Today's money data should leave the ECB cautiously happy that financial developments are moving in the right direction. Lending is still somewhat sluggish but has been on a fairly steady rising trend since the middle of 2016 and December's growth rate was the fastest since September 2009. Monetary policy looks more likely than ever to be on hold for the foreseeable future.
M3 is the European Central Bank's (ECB) preferred broad measure of money supply. Since January 1999, the ECB has tended to focus on the 3-month moving average of the annual growth rate to judge underlying M3 trends although the significance of its 4.5 percent reference rate has been downgraded with time. The private sector lending counterpart is usually seen as the most important element of the M3 report.

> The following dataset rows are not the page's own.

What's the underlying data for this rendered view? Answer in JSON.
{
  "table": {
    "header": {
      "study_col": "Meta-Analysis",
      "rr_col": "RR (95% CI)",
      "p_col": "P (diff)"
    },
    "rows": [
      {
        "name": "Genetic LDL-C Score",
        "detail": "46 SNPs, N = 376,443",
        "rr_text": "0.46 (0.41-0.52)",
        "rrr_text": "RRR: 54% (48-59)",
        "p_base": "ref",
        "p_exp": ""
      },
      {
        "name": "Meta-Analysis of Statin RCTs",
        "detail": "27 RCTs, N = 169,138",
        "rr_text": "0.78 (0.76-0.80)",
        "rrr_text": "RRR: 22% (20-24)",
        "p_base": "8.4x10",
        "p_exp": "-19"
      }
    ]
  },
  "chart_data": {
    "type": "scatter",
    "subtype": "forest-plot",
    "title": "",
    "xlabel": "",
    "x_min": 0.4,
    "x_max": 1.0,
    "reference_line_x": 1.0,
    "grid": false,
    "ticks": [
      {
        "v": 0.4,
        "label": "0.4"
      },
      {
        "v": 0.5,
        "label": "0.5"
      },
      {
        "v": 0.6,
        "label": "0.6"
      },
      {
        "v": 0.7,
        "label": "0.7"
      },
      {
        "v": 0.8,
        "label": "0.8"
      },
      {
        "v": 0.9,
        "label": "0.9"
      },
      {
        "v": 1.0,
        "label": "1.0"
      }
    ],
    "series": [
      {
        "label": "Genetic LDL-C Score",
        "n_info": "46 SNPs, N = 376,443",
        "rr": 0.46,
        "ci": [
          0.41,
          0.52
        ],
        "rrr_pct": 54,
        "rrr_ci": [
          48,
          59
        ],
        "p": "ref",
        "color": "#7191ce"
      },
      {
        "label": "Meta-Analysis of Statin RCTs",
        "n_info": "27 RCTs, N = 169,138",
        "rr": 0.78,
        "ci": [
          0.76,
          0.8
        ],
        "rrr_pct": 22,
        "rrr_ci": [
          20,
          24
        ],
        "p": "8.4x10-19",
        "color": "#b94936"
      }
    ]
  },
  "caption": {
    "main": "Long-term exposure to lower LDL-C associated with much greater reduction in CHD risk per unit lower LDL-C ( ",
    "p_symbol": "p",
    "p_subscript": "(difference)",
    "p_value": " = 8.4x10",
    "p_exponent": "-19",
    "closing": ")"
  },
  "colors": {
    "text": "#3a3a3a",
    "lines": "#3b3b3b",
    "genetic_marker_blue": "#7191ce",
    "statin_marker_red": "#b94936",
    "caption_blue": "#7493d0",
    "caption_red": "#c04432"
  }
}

While other central banks have virtually ignored money supply data, the European Central Bank has not. Thanks to the influence of the Bundesbank in organizing the ECB, M3 money supply was established as one of the 'two pillars' of monetary policy used by the ECB, the other being the harmonized index of consumer prices (HICP). While the target for HICP is two percent, the seemingly largely ignored reference target for M3 growth is 4.5 percent as measured by a three month moving average which is compared with the same three months a year earlier.
M3 measures overall money supply. It consists of M1 which is currency in circulation plus overnight deposits and M2 which include deposits with an agreed maturity up to two years plus deposits redeemable at up to three months' notice. Not all M3 measures are alike. For example, ECB M3 is approximately equivalent to the Federal Reserve's M2 measure. Because an increase in M3 leads to price inflation, this figure can also be indicative of the likelihood of future interest rate hikes.